The Cass Truckload Linehaul Index fell another 1.8% year-over-year, after falling 2.3% and 1.2% in April and May, respectively, representing four consecutive months of year-over-year declines.

The index, which posted a reading of 121.2 in June, its lowest level since August 2014, fell 0.1% from May, the third straight monthly drop.

Analysts at the investment firm Avondale Partners, which provides analysis of the index, have further adjusted their pricing forecast range downward for the remainder of 2016 to a 1% to a 3% decline.

The report says several factors continue to contribute to the excess capacity that has caused rates to drop, including driver pay increases, overall fleet growth, reduction in carrier bankruptcies and an easing of the controversial 34-hour restart rule.

The index is an indicator of market fluctuations in per-mile truckload pricing, isolating the linehaul component of full truckload costs from other components, such as fuel and accessorials, providing a look at trends in baseline truckload prices.

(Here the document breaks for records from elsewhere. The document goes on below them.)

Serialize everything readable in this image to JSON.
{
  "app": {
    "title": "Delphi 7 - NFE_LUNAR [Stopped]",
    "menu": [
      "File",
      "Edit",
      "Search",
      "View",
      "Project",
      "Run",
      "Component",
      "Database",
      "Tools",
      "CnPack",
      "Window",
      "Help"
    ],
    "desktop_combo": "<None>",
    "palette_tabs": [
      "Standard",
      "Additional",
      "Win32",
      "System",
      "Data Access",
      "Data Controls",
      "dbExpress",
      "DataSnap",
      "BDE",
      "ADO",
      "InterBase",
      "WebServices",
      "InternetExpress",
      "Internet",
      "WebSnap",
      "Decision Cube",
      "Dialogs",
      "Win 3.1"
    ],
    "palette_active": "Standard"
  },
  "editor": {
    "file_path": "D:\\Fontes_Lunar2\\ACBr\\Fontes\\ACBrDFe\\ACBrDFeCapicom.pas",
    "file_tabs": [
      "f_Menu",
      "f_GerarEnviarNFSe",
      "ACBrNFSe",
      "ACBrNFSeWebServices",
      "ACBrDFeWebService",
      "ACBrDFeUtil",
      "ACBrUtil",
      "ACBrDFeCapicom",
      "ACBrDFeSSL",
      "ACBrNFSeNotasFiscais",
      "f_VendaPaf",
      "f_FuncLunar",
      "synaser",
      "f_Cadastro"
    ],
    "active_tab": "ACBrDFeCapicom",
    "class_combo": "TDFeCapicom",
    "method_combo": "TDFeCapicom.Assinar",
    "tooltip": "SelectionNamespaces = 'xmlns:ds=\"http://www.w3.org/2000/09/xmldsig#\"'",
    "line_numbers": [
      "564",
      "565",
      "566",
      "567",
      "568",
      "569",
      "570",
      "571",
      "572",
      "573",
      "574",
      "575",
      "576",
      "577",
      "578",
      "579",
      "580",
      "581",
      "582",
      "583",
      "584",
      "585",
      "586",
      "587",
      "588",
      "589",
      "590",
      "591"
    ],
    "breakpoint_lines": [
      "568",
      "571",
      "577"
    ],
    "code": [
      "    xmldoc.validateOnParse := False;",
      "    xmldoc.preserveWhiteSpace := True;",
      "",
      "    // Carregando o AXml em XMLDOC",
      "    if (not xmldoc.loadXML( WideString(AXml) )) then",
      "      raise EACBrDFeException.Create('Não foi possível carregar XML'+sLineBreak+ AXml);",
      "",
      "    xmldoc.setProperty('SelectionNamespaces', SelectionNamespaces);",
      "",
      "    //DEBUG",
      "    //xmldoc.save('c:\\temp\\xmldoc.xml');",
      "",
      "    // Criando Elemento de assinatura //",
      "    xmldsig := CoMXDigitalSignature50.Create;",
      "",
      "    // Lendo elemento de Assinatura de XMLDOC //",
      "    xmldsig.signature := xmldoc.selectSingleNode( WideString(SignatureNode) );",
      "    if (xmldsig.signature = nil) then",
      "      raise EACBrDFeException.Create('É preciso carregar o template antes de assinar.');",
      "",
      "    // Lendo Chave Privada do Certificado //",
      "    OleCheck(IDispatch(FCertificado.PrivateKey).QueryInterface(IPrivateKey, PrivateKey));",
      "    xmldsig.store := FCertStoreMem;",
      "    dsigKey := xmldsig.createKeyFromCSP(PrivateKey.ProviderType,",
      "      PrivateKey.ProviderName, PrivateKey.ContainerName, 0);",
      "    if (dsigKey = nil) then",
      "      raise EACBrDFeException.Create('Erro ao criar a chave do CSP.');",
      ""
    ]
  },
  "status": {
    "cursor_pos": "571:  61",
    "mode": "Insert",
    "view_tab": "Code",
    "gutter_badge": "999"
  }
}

Meantime, Cass Intermodal Index fell another 1.5% year over year in June, representing 18 consecutive months of year-over-year declines. Its reading of 121.1 also represents a 4.3% drop in June from May and is at its lowest level since January 2011.

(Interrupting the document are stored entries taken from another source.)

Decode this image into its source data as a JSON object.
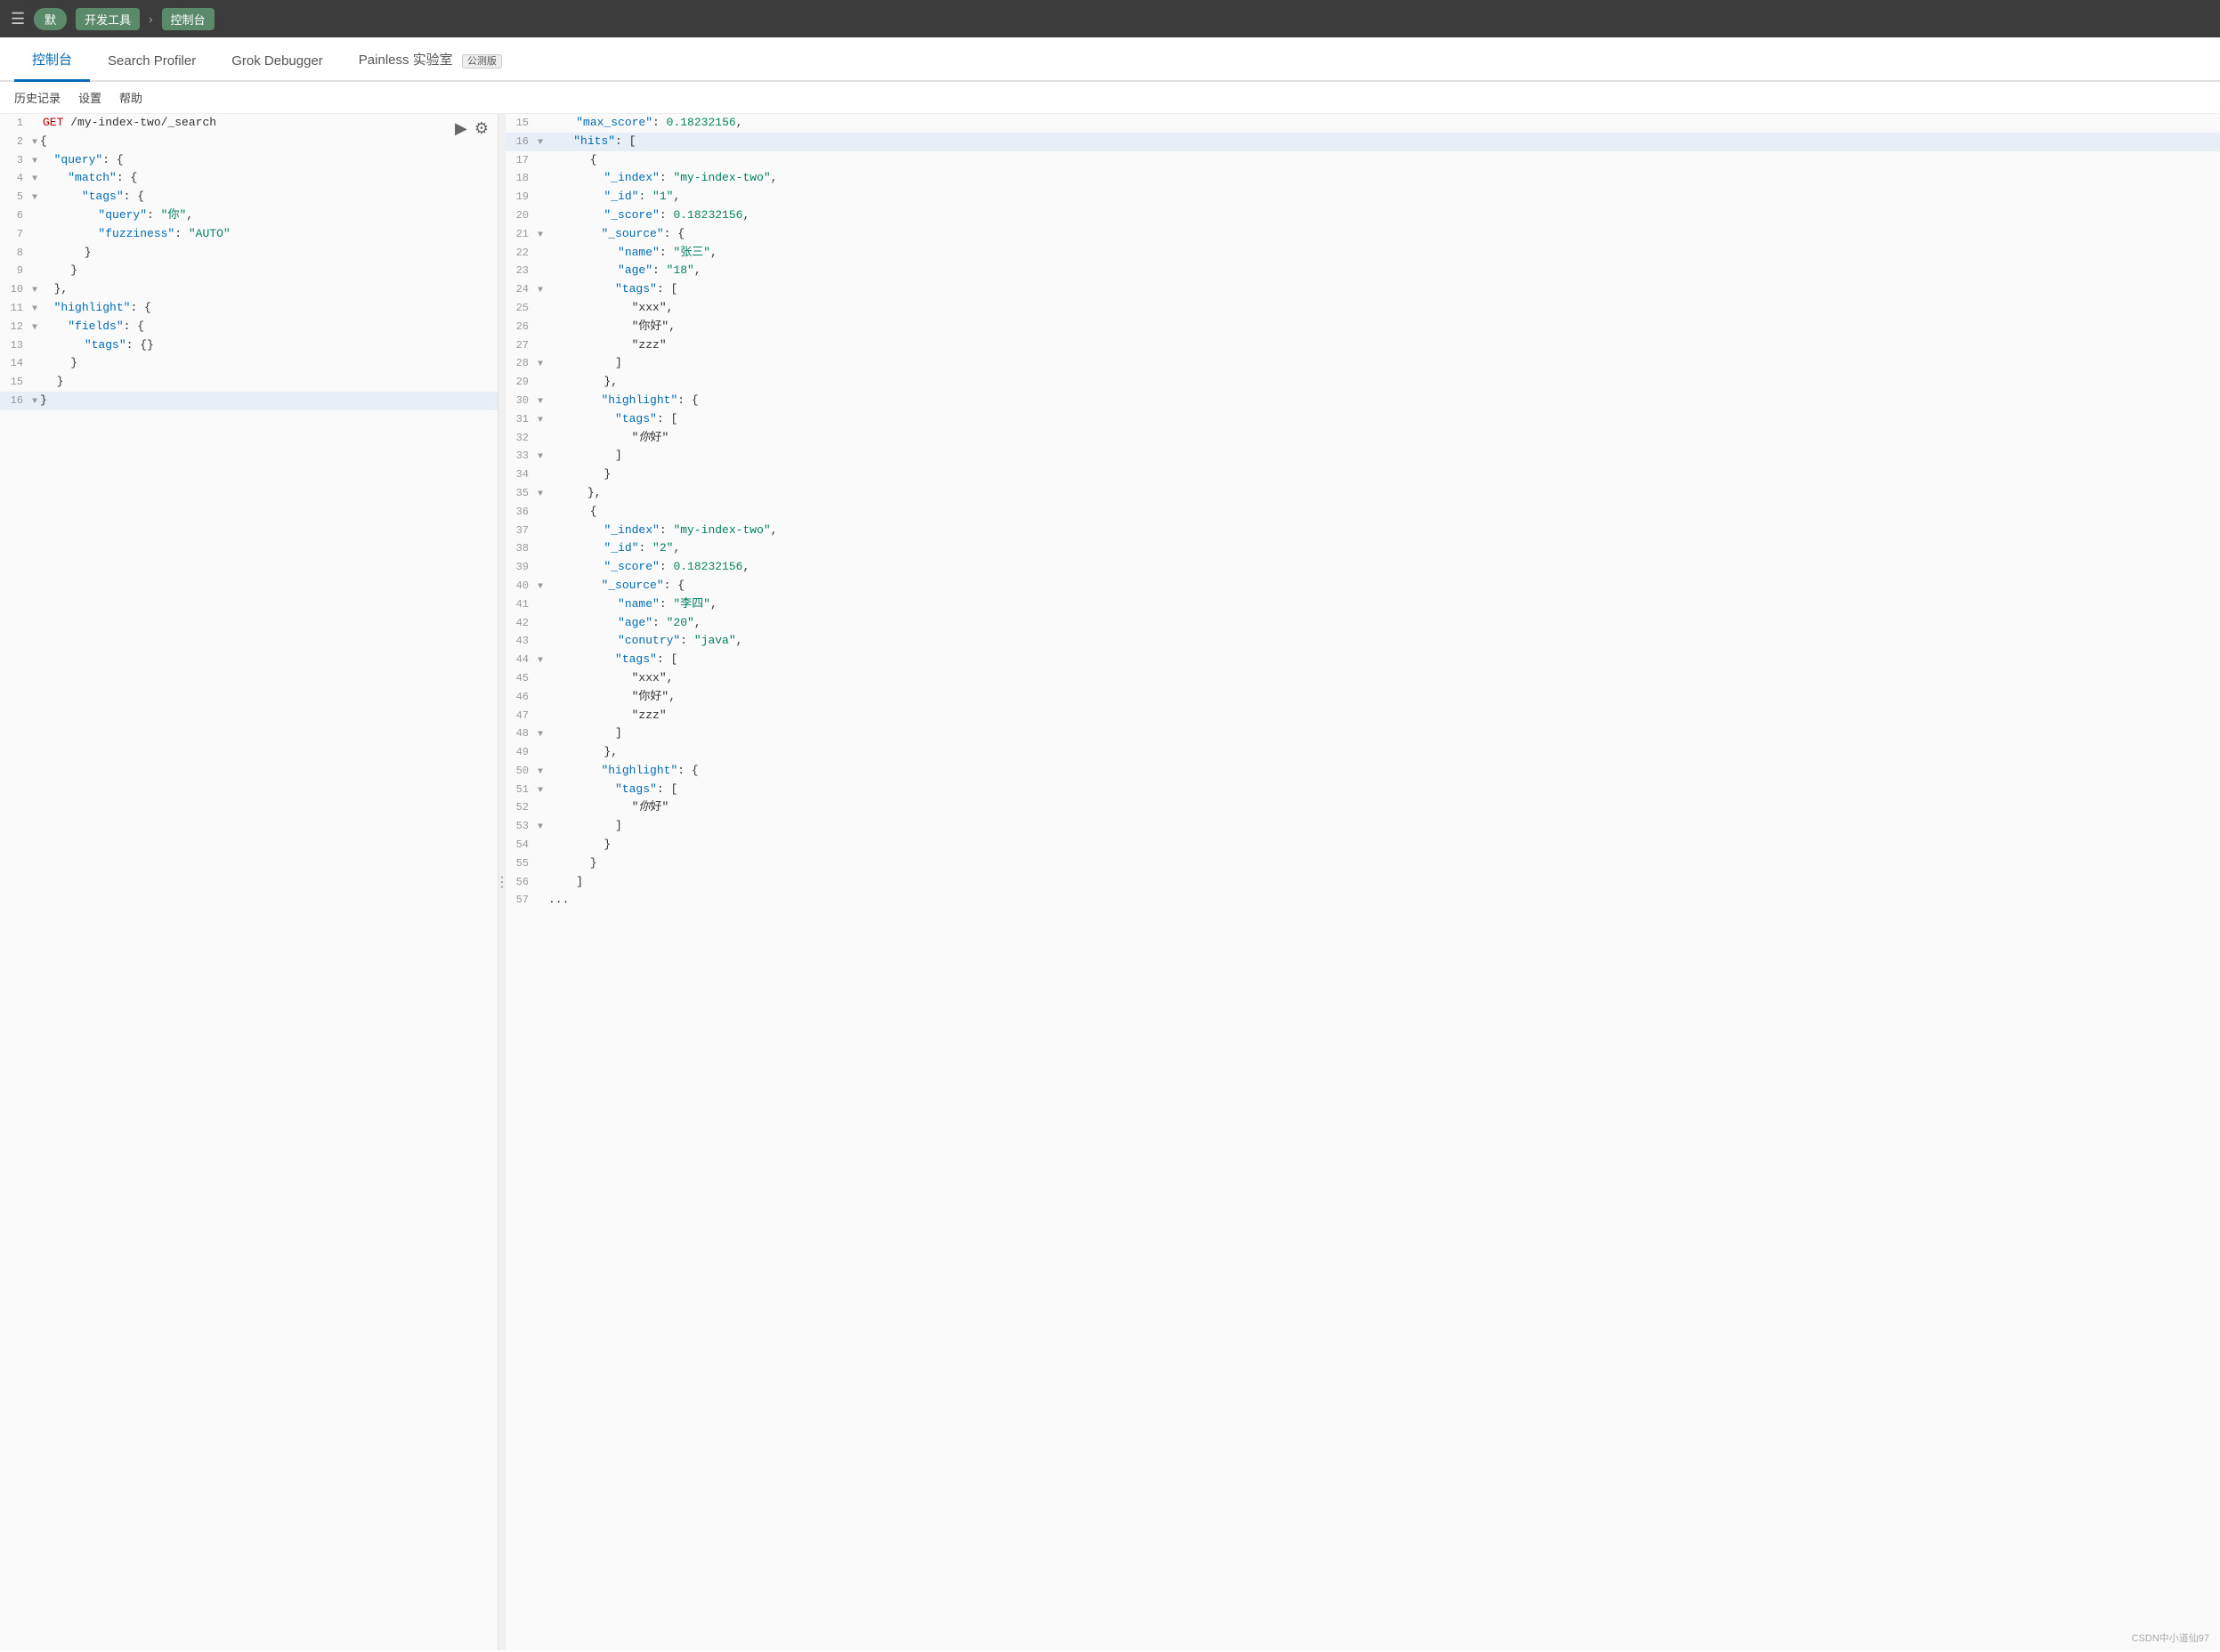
{
  "browser": {
    "menu_icon": "☰",
    "tab_pill": "默",
    "breadcrumb1": "开发工具",
    "breadcrumb_arrow": "›",
    "breadcrumb2": "控制台"
  },
  "nav": {
    "tabs": [
      {
        "label": "控制台",
        "active": true
      },
      {
        "label": "Search Profiler",
        "active": false
      },
      {
        "label": "Grok Debugger",
        "active": false
      },
      {
        "label": "Painless 实验室",
        "active": false
      }
    ],
    "badge": "公测版"
  },
  "toolbar": {
    "history": "历史记录",
    "settings": "设置",
    "help": "帮助"
  },
  "editor": {
    "run_title": "▶",
    "copy_title": "⚙",
    "lines": [
      {
        "num": "1",
        "content": "GET /my-index-two/_search",
        "type": "request",
        "indent": ""
      },
      {
        "num": "2",
        "content": "{",
        "type": "punct",
        "indent": "",
        "fold": "▼"
      },
      {
        "num": "3",
        "content": "  \"query\": {",
        "type": "key",
        "indent": "  ",
        "fold": "▼"
      },
      {
        "num": "4",
        "content": "    \"match\": {",
        "type": "key",
        "indent": "    ",
        "fold": "▼"
      },
      {
        "num": "5",
        "content": "      \"tags\": {",
        "type": "key",
        "indent": "      ",
        "fold": "▼"
      },
      {
        "num": "6",
        "content": "        \"query\": \"你\",",
        "type": "keystr",
        "indent": "        "
      },
      {
        "num": "7",
        "content": "        \"fuzziness\": \"AUTO\"",
        "type": "keystr",
        "indent": "        "
      },
      {
        "num": "8",
        "content": "      }",
        "type": "punct",
        "indent": "      "
      },
      {
        "num": "9",
        "content": "    }",
        "type": "punct",
        "indent": "    "
      },
      {
        "num": "10",
        "content": "  },",
        "type": "punct",
        "indent": "  ",
        "fold": "▼"
      },
      {
        "num": "11",
        "content": "  \"highlight\": {",
        "type": "key",
        "indent": "  ",
        "fold": "▼"
      },
      {
        "num": "12",
        "content": "    \"fields\": {",
        "type": "key",
        "indent": "    ",
        "fold": "▼"
      },
      {
        "num": "13",
        "content": "      \"tags\": {}",
        "type": "key",
        "indent": "      "
      },
      {
        "num": "14",
        "content": "    }",
        "type": "punct",
        "indent": "    "
      },
      {
        "num": "15",
        "content": "  }",
        "type": "punct",
        "indent": "  "
      },
      {
        "num": "16",
        "content": "}",
        "type": "punct",
        "indent": "",
        "fold": "▼",
        "highlighted": true
      }
    ]
  },
  "response": {
    "lines": [
      {
        "num": "15",
        "content": "    \"max_score\": 0.18232156,",
        "indent": "    "
      },
      {
        "num": "16",
        "content": "    \"hits\": [",
        "indent": "    ",
        "fold": "▼",
        "highlighted": true
      },
      {
        "num": "17",
        "content": "      {",
        "indent": "      "
      },
      {
        "num": "18",
        "content": "        \"_index\": \"my-index-two\",",
        "indent": "        "
      },
      {
        "num": "19",
        "content": "        \"_id\": \"1\",",
        "indent": "        "
      },
      {
        "num": "20",
        "content": "        \"_score\": 0.18232156,",
        "indent": "        "
      },
      {
        "num": "21",
        "content": "        \"_source\": {",
        "indent": "        ",
        "fold": "▼"
      },
      {
        "num": "22",
        "content": "          \"name\": \"张三\",",
        "indent": "          "
      },
      {
        "num": "23",
        "content": "          \"age\": \"18\",",
        "indent": "          "
      },
      {
        "num": "24",
        "content": "          \"tags\": [",
        "indent": "          ",
        "fold": "▼"
      },
      {
        "num": "25",
        "content": "            \"xxx\",",
        "indent": "            "
      },
      {
        "num": "26",
        "content": "            \"你好\",",
        "indent": "            "
      },
      {
        "num": "27",
        "content": "            \"zzz\"",
        "indent": "            "
      },
      {
        "num": "28",
        "content": "          ]",
        "indent": "          ",
        "fold": "▼"
      },
      {
        "num": "29",
        "content": "        },",
        "indent": "        "
      },
      {
        "num": "30",
        "content": "        \"highlight\": {",
        "indent": "        ",
        "fold": "▼"
      },
      {
        "num": "31",
        "content": "          \"tags\": [",
        "indent": "          ",
        "fold": "▼"
      },
      {
        "num": "32",
        "content": "            \"<em>你</em>好\"",
        "indent": "            "
      },
      {
        "num": "33",
        "content": "          ]",
        "indent": "          ",
        "fold": "▼"
      },
      {
        "num": "34",
        "content": "        }",
        "indent": "        "
      },
      {
        "num": "35",
        "content": "      },",
        "indent": "      ",
        "fold": "▼"
      },
      {
        "num": "36",
        "content": "      {",
        "indent": "      "
      },
      {
        "num": "37",
        "content": "        \"_index\": \"my-index-two\",",
        "indent": "        "
      },
      {
        "num": "38",
        "content": "        \"_id\": \"2\",",
        "indent": "        "
      },
      {
        "num": "39",
        "content": "        \"_score\": 0.18232156,",
        "indent": "        "
      },
      {
        "num": "40",
        "content": "        \"_source\": {",
        "indent": "        ",
        "fold": "▼"
      },
      {
        "num": "41",
        "content": "          \"name\": \"李四\",",
        "indent": "          "
      },
      {
        "num": "42",
        "content": "          \"age\": \"20\",",
        "indent": "          "
      },
      {
        "num": "43",
        "content": "          \"conutry\": \"java\",",
        "indent": "          "
      },
      {
        "num": "44",
        "content": "          \"tags\": [",
        "indent": "          ",
        "fold": "▼"
      },
      {
        "num": "45",
        "content": "            \"xxx\",",
        "indent": "            "
      },
      {
        "num": "46",
        "content": "            \"你好\",",
        "indent": "            "
      },
      {
        "num": "47",
        "content": "            \"zzz\"",
        "indent": "            "
      },
      {
        "num": "48",
        "content": "          ]",
        "indent": "          ",
        "fold": "▼"
      },
      {
        "num": "49",
        "content": "        },",
        "indent": "        "
      },
      {
        "num": "50",
        "content": "        \"highlight\": {",
        "indent": "        ",
        "fold": "▼"
      },
      {
        "num": "51",
        "content": "          \"tags\": [",
        "indent": "          ",
        "fold": "▼"
      },
      {
        "num": "52",
        "content": "            \"<em>你</em>好\"",
        "indent": "            "
      },
      {
        "num": "53",
        "content": "          ]",
        "indent": "          ",
        "fold": "▼"
      },
      {
        "num": "54",
        "content": "        }",
        "indent": "        "
      },
      {
        "num": "55",
        "content": "      }",
        "indent": "      "
      },
      {
        "num": "56",
        "content": "    ]",
        "indent": "    "
      },
      {
        "num": "57",
        "content": "...",
        "indent": "  "
      }
    ]
  },
  "watermark": "CSDN中小道仙97"
}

Historically, there is a "high degree of correlation between truckload and intermodal pricing," said analysts with Avondale Partners. As contract rates for trucking continue to lose strength and move further into negative territory, “[this] would imply even more potential weakness for intermodal pricing."

The Cass Intermodal Price Index is a measure of market fluctuations in per-mile U.S. domestic intermodal costs that includes all costs associated with the move, such as linehaul, fuel and accessorials.

Data within both measures is derived from actual freight invoices paid on behalf of clients of payment processor Cass Information Systems, which totaled $25 billion in 2015.

Surprisingly, the figures follow a report from the day before showing freight shipments and expenditures edged up in June after three months of lackluster performance, hitting their highest levels of the year, according to the Cass Freight Index – but it remains unclear whether this is part of a larger trend.